The U.S. military's Task Force Falcon said in a statement that search operations would continue until the areas along the boundary "have been thoroughly cleared."

In the operation Wednesday, troops of the U.S. 1st Infantry Division, using helicopters and armored vehicles, seized more than 200 uniforms, 22 crates of rifle and machine gun ammunition, two mortars, 28 hand grenades, seven rifles, six land mines and other military supplies, the military said.

Task Force Falcon said the sites "were clearly being used as cache sites for weapons, ammunition and supplies" for "fringe or extremist elements operating in Kosovo, Macedonia or the Presevo Valley" of southern Serbia.

The action reflects concern by the United States and other Western governments about cross-border raids by ethnic Albanian militants from Kosovo into the Presevo Valley, which has a substantial ethnic Albanian population.

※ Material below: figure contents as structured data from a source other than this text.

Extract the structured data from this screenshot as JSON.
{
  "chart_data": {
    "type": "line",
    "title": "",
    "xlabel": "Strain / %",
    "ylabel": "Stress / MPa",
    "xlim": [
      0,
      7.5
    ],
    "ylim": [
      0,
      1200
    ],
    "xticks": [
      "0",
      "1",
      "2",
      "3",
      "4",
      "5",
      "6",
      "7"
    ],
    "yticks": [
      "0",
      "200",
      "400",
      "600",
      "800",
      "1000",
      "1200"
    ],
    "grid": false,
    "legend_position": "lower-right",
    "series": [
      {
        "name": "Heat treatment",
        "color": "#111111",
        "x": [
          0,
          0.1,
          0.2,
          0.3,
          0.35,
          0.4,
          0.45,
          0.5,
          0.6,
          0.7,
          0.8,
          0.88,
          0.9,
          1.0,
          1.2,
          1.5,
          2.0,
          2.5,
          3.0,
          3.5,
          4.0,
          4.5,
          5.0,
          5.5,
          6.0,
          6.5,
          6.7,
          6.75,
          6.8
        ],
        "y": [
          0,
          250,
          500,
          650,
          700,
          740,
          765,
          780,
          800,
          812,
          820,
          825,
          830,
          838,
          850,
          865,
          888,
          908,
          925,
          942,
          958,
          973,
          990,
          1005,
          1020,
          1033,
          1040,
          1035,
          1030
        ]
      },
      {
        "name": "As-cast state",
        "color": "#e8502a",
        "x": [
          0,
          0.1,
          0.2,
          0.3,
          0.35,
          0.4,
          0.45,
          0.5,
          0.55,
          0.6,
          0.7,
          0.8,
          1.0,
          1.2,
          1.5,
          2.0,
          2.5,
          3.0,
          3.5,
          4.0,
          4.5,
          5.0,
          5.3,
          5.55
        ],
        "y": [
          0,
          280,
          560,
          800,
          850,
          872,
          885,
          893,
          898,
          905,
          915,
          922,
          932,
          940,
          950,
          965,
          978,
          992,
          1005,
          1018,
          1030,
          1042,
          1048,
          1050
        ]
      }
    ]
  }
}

NATO officials said about 300 American troops carried out the operation and that the uniforms seized in the raids included black and red insignias of the "Liberation Army of Presevo, Medvedja and Bujanovac," after three predominantly ethnic Albanian towns across the boundary in southern Serbia.

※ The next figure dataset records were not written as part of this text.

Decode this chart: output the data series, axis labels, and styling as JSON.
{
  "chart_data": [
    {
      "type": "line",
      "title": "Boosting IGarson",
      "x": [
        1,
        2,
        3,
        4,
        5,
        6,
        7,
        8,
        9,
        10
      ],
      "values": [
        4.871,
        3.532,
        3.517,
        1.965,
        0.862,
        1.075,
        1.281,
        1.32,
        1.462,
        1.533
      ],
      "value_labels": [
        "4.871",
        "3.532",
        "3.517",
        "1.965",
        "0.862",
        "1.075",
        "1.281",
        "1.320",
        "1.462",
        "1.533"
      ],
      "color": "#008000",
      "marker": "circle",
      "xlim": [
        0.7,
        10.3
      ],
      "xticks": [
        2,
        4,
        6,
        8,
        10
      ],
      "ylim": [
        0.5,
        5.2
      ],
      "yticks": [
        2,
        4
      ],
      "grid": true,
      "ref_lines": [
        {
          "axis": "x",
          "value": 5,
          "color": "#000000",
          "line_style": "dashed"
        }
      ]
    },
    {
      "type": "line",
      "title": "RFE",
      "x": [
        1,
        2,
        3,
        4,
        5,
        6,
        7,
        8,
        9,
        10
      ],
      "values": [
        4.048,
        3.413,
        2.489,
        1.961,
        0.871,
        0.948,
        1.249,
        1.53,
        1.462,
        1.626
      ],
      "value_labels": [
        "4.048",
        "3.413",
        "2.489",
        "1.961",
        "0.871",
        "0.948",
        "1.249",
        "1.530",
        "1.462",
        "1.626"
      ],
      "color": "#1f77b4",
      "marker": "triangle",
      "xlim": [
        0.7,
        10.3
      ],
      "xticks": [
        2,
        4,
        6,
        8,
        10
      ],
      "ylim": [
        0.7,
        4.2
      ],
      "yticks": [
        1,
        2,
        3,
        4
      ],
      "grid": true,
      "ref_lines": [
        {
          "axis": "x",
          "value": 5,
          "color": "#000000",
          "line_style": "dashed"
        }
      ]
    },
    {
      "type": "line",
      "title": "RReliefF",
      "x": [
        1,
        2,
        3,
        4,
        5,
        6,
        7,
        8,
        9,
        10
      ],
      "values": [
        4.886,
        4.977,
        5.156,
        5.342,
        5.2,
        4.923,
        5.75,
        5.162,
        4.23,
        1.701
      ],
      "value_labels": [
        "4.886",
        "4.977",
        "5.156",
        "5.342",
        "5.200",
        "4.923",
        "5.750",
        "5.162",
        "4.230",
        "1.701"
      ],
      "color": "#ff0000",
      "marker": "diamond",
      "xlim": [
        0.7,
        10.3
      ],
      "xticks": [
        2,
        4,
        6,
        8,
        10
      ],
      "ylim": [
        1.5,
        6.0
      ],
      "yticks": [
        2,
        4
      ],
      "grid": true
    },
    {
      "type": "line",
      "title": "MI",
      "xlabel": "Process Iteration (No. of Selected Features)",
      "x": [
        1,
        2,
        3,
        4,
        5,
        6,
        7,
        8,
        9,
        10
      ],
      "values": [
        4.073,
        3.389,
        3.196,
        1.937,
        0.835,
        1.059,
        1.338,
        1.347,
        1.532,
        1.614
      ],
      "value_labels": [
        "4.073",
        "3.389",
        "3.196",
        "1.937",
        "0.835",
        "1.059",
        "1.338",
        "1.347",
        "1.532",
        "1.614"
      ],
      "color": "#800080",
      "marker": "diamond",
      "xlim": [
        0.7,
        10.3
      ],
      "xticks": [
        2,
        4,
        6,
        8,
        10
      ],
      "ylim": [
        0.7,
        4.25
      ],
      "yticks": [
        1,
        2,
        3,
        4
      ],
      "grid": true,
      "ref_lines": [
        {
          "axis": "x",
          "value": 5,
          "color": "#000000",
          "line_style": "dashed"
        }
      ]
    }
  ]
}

Known by its Albanian acronym UCPMB, its fighters say they are trying to protect villagers in the region from brutal attacks by Serb forces.

Serb police have stepped up their own operations within the area, which is not part of the territory included in the mandate of the NATO-led peacekeeping mission, which came to Kosovo in June after the 78-day NATO bombing campaign against Yugoslavia.

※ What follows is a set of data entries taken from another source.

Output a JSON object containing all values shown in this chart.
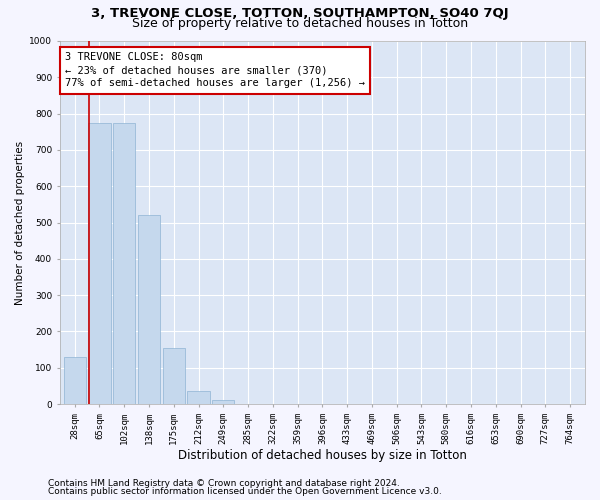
{
  "title": "3, TREVONE CLOSE, TOTTON, SOUTHAMPTON, SO40 7QJ",
  "subtitle": "Size of property relative to detached houses in Totton",
  "xlabel": "Distribution of detached houses by size in Totton",
  "ylabel": "Number of detached properties",
  "categories": [
    "28sqm",
    "65sqm",
    "102sqm",
    "138sqm",
    "175sqm",
    "212sqm",
    "249sqm",
    "285sqm",
    "322sqm",
    "359sqm",
    "396sqm",
    "433sqm",
    "469sqm",
    "506sqm",
    "543sqm",
    "580sqm",
    "616sqm",
    "653sqm",
    "690sqm",
    "727sqm",
    "764sqm"
  ],
  "values": [
    130,
    775,
    775,
    520,
    155,
    37,
    12,
    0,
    0,
    0,
    0,
    0,
    0,
    0,
    0,
    0,
    0,
    0,
    0,
    0,
    0
  ],
  "bar_color": "#c5d8ed",
  "bar_edgecolor": "#8fb4d4",
  "background_color": "#dce6f5",
  "grid_color": "#ffffff",
  "vline_color": "#cc0000",
  "vline_pos": 0.575,
  "annotation_text": "3 TREVONE CLOSE: 80sqm\n← 23% of detached houses are smaller (370)\n77% of semi-detached houses are larger (1,256) →",
  "annotation_box_facecolor": "#ffffff",
  "annotation_box_edgecolor": "#cc0000",
  "ylim": [
    0,
    1000
  ],
  "yticks": [
    0,
    100,
    200,
    300,
    400,
    500,
    600,
    700,
    800,
    900,
    1000
  ],
  "footer1": "Contains HM Land Registry data © Crown copyright and database right 2024.",
  "footer2": "Contains public sector information licensed under the Open Government Licence v3.0.",
  "title_fontsize": 9.5,
  "subtitle_fontsize": 9,
  "xlabel_fontsize": 8.5,
  "ylabel_fontsize": 7.5,
  "tick_fontsize": 6.5,
  "annotation_fontsize": 7.5,
  "footer_fontsize": 6.5,
  "fig_facecolor": "#f5f5ff"
}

The boundary between the Presevo Valley and Kosovo is patrolled by American troops, and Washington clearly wants to demonstrate that it will not allow Kosovo to be used as a staging area for ethnic Albanian attacks in the rest of southern Serbia.

"Any insurgent activity that endangers the progress achieved to date in Kosovo will not be tolerated, regardless of the nature of the group engaged in such activity," the military said.

Ethnic Albanian attacks on Serb police in Kosovo more than a year ago prompted Yugoslav President Slobodan Milosevic to crack down on ethnic Albanians. Hundreds of thousands were expelled from their homes before the American and NATO air bombardment forced Milosevic to retreat.

State Department spokesman James P. Rubin delivered a stern message to ethnic Albanian leaders this week in an effort to head off any attempt to repeat the scenario across Kosovo's eastern border in Serbia.

"I believe they understand the seriousness of the situation and that we are coming at them as a friend," Rubin said Wednesday in Washington. "I hope they will do more to prevent these things from happening."